For the fourth consecutive year, the U.S. Department of Agriculture’s Natural Resources Conservation Service (NRCS) will offer an opportunity for agricultural producers in three Ohio watersheds to apply for assistance to apply conservation practices that protect water quality through the National Water Quality Initiative (NWQI).
NRCS conservation professionals will provide technical assistance to help farmers with approved applications determine which conservation actions will provide the best results to improve water quality on their land. Nutrient management, erosion control, conservation tillage, and buffer systems are just some of the practices being offered as part of the NWQI. To help install these conservation practices, NRCS will provide financial assistance payments to approved applicants through the Environmental Quality Incentives Program (EQIP).
NRCS worked closely with partners to select the priority watersheds. State agencies, key partners, and technical experts chose the following three watersheds where on-farm conservation investments have the best chance to improve water quality.
* Brandywine Creek-Broken Sword Creek Watershed (Crawford County)

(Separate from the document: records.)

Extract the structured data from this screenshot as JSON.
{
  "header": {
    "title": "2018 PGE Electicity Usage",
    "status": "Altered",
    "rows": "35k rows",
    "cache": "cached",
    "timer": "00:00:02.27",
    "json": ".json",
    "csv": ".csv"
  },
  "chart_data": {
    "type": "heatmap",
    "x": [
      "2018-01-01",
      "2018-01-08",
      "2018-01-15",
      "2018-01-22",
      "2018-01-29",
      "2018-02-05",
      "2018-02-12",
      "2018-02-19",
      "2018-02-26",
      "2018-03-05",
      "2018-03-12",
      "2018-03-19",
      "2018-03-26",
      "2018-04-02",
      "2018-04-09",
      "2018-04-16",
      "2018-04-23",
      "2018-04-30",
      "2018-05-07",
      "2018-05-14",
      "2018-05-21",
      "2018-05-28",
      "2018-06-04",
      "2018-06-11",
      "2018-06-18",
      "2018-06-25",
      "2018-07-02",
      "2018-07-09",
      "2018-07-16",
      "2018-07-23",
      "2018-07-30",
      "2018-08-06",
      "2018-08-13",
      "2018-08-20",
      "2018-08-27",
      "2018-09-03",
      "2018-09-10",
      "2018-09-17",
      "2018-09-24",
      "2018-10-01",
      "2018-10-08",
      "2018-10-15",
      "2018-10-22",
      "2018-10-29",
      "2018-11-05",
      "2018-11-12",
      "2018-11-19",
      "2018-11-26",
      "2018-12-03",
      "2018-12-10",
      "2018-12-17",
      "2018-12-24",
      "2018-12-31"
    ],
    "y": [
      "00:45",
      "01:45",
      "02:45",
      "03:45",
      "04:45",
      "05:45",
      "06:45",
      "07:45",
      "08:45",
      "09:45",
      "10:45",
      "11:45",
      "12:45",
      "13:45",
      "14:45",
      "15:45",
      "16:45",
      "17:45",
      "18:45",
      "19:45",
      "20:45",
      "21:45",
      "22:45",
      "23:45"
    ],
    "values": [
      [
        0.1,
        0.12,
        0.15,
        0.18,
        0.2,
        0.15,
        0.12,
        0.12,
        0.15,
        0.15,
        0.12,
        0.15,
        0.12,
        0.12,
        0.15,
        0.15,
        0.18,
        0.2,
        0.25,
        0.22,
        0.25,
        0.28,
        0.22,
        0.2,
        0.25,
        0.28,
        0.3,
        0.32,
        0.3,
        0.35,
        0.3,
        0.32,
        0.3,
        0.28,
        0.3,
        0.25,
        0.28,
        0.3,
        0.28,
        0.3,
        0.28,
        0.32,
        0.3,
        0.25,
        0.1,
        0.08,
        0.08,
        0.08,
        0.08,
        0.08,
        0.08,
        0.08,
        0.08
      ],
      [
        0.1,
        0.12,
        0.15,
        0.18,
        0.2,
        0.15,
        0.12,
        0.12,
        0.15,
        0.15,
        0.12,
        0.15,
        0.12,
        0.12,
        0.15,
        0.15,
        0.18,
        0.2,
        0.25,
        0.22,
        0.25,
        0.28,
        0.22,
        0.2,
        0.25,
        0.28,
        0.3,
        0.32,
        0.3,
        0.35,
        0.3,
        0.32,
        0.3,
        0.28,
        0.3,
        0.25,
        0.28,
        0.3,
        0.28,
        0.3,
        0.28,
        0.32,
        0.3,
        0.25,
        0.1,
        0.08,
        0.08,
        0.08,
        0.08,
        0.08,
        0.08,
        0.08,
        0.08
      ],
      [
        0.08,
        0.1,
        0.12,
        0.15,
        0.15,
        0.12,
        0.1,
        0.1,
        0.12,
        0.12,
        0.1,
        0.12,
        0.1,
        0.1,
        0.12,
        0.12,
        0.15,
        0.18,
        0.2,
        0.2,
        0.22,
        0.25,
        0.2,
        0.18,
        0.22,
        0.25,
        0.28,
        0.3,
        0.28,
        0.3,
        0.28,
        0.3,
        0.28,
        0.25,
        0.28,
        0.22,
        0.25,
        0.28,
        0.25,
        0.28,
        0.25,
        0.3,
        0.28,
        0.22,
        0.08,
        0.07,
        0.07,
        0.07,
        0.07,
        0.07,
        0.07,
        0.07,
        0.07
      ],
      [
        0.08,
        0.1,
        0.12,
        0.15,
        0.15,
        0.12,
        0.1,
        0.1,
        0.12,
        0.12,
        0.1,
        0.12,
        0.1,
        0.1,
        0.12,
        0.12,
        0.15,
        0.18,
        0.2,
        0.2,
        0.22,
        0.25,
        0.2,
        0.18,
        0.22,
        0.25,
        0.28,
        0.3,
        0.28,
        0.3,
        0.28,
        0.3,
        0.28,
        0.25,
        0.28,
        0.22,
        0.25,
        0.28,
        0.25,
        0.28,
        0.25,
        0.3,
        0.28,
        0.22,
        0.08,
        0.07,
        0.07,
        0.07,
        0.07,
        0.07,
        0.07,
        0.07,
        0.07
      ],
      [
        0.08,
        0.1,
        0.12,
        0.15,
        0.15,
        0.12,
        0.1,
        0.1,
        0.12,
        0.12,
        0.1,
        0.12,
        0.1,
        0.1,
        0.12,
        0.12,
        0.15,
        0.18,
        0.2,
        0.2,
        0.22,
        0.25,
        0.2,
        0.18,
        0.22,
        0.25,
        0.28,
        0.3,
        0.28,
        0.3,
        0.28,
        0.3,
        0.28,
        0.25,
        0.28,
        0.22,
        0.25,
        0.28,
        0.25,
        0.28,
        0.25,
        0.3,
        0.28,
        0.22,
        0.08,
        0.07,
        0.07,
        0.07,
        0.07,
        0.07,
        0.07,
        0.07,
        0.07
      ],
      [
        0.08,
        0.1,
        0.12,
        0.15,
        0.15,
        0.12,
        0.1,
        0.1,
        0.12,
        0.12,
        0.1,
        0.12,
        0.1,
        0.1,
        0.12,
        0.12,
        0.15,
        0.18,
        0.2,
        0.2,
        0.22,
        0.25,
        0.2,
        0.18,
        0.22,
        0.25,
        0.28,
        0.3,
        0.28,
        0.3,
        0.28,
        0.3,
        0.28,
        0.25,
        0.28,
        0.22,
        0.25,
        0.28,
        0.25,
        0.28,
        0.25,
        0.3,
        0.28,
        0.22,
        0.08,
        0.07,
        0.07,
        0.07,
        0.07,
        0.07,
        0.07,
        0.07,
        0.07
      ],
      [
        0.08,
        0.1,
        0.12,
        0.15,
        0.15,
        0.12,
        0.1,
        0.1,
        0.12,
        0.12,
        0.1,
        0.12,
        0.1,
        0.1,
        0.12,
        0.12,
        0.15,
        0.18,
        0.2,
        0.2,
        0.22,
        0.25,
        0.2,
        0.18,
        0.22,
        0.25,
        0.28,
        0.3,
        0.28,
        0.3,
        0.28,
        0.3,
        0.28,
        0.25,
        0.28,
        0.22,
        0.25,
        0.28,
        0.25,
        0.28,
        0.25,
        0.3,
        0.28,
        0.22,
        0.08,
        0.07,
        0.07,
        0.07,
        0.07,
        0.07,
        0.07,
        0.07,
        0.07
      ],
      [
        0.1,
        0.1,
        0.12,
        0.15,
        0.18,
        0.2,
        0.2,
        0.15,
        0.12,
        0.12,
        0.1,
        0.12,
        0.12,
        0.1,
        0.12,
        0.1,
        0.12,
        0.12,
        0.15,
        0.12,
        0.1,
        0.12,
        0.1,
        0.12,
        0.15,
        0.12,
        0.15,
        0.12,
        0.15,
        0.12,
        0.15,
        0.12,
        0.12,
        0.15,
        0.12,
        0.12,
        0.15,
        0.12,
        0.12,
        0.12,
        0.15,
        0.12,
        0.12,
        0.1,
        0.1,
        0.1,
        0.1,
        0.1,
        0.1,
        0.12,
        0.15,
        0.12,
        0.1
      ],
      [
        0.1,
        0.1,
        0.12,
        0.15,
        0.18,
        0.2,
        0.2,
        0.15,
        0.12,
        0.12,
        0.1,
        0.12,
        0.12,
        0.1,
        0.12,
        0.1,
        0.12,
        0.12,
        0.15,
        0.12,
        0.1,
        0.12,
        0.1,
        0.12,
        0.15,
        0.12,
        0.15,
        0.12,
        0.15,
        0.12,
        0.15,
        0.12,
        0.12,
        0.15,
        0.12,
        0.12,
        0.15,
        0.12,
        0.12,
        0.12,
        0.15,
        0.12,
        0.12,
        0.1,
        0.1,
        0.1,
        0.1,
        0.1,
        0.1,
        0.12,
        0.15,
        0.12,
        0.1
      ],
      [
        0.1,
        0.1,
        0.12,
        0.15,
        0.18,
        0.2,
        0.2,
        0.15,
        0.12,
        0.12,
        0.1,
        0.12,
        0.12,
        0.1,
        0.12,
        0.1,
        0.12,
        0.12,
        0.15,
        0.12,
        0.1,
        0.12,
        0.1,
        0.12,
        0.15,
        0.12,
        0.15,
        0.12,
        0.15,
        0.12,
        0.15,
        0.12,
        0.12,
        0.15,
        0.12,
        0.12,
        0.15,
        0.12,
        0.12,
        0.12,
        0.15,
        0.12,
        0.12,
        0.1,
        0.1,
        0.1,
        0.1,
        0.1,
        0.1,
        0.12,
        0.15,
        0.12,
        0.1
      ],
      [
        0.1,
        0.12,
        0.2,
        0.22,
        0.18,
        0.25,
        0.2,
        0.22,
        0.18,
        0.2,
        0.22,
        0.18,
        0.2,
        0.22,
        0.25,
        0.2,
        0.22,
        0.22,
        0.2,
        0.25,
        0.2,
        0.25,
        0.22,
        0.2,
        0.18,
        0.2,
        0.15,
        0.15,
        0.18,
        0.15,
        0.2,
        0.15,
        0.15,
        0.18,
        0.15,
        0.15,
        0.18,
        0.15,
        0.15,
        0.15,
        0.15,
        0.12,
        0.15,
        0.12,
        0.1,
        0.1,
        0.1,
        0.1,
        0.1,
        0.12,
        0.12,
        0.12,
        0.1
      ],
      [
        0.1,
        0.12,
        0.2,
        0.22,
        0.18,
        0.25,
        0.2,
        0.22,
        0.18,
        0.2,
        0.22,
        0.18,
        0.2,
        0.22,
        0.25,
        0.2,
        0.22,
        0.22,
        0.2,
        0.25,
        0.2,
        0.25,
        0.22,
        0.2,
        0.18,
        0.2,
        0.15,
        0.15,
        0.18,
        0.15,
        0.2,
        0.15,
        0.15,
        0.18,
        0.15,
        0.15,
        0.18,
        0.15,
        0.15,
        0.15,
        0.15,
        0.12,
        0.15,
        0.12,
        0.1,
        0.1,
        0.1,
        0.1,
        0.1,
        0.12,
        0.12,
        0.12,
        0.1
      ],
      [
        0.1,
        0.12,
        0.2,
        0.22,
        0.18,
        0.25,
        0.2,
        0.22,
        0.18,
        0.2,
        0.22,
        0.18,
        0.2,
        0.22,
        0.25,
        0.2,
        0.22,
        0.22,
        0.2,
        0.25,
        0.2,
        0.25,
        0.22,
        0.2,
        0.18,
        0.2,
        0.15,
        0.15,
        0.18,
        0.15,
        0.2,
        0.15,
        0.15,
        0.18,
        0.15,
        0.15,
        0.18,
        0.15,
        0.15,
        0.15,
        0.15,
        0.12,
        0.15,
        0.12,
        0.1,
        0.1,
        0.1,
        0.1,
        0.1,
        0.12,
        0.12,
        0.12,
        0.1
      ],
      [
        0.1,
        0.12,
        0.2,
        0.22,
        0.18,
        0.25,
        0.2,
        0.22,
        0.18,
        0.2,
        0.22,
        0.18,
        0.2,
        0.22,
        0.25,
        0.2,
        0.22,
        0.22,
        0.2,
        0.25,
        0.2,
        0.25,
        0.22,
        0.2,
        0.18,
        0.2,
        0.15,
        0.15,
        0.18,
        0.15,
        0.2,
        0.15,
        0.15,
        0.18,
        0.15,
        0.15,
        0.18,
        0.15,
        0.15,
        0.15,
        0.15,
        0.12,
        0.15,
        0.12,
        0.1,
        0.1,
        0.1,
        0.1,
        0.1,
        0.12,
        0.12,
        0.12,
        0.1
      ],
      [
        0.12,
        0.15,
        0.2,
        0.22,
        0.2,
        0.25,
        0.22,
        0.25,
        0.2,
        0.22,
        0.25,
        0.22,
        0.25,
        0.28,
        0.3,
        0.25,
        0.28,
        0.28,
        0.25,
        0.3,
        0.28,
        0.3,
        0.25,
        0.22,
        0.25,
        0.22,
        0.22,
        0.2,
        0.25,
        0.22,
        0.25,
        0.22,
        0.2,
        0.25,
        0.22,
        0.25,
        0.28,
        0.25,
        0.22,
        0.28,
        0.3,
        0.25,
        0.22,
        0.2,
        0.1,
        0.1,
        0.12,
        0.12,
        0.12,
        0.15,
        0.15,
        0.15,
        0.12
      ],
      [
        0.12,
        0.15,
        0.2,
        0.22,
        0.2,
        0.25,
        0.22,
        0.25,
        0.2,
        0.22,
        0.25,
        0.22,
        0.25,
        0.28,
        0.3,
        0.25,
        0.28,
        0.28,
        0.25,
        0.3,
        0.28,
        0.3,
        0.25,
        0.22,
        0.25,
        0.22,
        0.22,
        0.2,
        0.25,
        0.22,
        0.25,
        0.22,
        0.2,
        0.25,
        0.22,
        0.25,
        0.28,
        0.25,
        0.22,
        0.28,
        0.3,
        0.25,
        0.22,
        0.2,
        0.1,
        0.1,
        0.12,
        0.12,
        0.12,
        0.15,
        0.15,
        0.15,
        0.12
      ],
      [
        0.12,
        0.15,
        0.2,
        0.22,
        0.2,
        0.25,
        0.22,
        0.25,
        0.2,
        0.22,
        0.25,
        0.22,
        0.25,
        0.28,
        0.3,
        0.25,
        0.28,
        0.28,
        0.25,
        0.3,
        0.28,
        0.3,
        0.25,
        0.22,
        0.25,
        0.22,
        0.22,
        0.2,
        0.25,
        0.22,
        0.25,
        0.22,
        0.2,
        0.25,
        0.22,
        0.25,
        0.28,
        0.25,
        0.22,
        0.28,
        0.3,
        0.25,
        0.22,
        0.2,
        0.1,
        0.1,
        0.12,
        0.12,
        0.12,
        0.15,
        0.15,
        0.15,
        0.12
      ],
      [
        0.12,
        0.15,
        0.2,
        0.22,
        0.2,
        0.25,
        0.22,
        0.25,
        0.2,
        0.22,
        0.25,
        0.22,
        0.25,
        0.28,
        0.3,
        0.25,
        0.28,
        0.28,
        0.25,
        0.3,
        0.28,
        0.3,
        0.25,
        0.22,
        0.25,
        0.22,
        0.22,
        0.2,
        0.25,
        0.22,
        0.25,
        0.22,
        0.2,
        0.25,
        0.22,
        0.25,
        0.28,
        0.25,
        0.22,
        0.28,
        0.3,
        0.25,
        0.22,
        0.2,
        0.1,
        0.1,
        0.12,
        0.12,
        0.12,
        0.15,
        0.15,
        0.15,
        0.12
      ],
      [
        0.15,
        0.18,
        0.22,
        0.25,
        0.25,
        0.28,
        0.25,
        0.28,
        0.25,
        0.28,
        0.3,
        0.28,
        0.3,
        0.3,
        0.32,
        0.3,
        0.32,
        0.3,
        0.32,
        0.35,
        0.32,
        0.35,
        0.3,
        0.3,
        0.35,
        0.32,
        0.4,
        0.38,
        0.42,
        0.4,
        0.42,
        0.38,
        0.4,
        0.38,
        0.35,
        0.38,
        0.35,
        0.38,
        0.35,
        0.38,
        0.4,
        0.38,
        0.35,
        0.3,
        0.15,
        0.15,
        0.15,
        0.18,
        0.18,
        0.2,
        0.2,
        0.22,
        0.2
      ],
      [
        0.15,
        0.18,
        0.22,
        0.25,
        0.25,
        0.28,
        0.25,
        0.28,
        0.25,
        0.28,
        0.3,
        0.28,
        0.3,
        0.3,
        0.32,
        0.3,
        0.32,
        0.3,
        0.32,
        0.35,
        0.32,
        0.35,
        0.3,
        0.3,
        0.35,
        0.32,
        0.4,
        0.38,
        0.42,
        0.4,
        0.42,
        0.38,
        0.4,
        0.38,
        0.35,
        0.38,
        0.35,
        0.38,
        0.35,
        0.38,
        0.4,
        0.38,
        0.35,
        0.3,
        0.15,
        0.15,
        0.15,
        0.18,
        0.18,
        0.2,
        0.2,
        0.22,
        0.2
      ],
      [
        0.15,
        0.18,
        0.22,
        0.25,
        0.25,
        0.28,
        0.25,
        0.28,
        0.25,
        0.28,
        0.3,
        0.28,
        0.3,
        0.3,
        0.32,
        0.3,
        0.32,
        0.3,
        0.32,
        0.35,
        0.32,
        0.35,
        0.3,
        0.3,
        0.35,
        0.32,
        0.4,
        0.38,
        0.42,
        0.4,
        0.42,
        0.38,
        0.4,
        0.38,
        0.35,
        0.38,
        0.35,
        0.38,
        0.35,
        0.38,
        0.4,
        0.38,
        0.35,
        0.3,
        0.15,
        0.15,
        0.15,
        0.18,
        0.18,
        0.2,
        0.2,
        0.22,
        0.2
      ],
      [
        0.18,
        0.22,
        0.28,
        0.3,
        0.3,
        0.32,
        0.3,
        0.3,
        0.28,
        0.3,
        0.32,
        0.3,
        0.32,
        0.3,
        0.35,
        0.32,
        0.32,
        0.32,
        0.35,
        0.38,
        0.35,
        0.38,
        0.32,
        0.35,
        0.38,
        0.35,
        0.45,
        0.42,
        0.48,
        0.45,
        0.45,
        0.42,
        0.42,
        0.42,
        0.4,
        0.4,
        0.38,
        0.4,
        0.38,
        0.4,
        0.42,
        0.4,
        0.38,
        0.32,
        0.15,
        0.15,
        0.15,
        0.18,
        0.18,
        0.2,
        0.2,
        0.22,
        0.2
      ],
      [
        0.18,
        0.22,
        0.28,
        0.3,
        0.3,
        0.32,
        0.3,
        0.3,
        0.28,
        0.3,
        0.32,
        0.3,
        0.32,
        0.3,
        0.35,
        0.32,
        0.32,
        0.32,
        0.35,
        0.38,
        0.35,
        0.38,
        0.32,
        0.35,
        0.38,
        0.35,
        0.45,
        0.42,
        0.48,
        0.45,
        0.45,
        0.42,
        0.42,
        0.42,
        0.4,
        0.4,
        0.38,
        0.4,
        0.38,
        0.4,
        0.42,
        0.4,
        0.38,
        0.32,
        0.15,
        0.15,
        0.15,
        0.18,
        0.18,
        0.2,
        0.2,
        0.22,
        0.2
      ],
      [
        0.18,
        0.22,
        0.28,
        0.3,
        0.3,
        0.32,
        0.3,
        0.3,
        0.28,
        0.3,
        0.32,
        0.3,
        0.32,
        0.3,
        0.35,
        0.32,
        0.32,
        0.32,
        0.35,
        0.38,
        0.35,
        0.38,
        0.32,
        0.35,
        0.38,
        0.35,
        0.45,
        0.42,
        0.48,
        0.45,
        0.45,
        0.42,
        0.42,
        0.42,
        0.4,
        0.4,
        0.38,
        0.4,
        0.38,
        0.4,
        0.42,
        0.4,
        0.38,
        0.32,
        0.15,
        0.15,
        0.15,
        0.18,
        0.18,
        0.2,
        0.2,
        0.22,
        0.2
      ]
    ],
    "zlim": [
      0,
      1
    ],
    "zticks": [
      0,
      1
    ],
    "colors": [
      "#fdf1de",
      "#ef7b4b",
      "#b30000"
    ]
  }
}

* Fivemile Creek-East Fork Little Miami River Watershed (Clermont and Brown Counties)
* East Branch South Fork Sugar Creek Watershed (Tuscarawas and Holmes Counties)
NRCS is piloting a new Water Quality Index for Agricultural Runoff which will provide science-based information to help landowners determine the effectiveness of alternative conservation systems at achieving water quality improvement. Water quality monitoring by State water quality agencies and other partners both in-stream and at the watershed-level will provide data for the Index and will track water quality improvements in some of the project watersheds.
NRCS accepts applications for financial assistance on a continuous basis throughout the year. For the NWQI, NRCS will select applications submitted by March 18, 2016.
Applications submitted by entities, such as farmers applying as a corporation, must register with the Central Contractor Registration (CCR), a process that can take up to 3 weeks. Information about CCR requirements, including obtaining a Data Universal Number System (DUNS) number, is posted on the NRCS website at www.nrcs.usda.gov/programs/farmbill.